With salt and a little patience, cabbage turns into sauerkraut and becomes much easier to digest. One of the many benefits of lacto-fermentation.
Fermentation also develops the flavours of the cabbage, which acquires more acidity. Beware, fermented cabbage can become quite addictive!
Once you’ve mastered the famous traditional sauerkraut, why not experiment with other ingredients? In this recipe, apples and onions are added to enhance flavours.
Lacto-fermented fruit such as apples add lots of flavour and aroma to vegetable mixes, whereas onions add depth to the sauerkraut. A winning combination!
For more ideas on fermenting cabbage, check out our 6 fermented cabbage recipes from around the world.
Apple and Onion Sauerkraut Recipe
- Mixing bowl
- 1 small cabbage (850g)
- 1 large apple
- 1 small onion
- 1 teaspoon fennel seed (5ml)
- 1 tablespoon salt (or 2% of the weight of the vegetables)
- Cut the cabbage, onion, and apple (with peel) into thin slices with a knife or mandolin. Set aside one whole cabbage leaf.
- Place the bowl on the scale and set the scale to zero.
- Add all the vegetables to the bowl.
- Weigh the vegetables and multiply the weight by 2%. This will give you the amount of salt (in grams) to add.
- Sprinkle this amount of salt over the vegetables.
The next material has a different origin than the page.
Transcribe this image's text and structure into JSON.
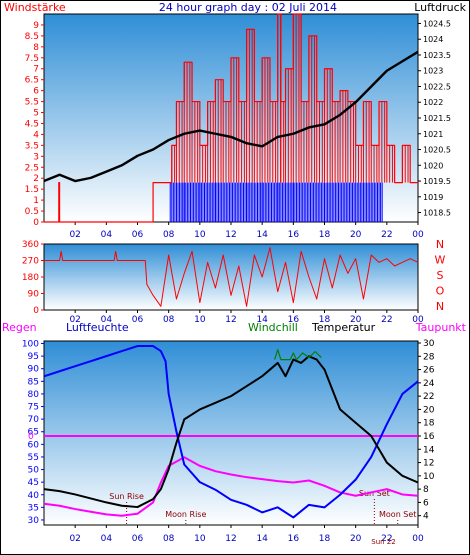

Massage the mixture with your hands for 2 minutes to dissolve the salt and mix the ingredients.
- Let it drain for 15 minutes. The vegetables will give up most of their water.
- Transfer to the glass jar in small batches, compressing the cabbage by hand or with a packer. The liquid produced should submerge the cabbage.
- Place the whole cabbage leaf on top of the vegetables to prevent small pieces from rising to the surface. Add the ViscoDisc insert over the cabbage leaf.
- Let it stand at room temperature for 3 weeks.
- Remove the insert and discard any cabbage pieces that float to the surface.
Are you new to fermentation? Take a look at our complete guide to lacto-fermentation.
Sauerkraut can be stored in the fridge for about 1 year.
This apple and onion sauerkraut goes well with braised and roasted meats and enhances mashed potatoes.
It will add a lot of flavour to root vegetable soups (carrot, beet, parsnip, etc.). It will also liven up any boring sandwich or burger!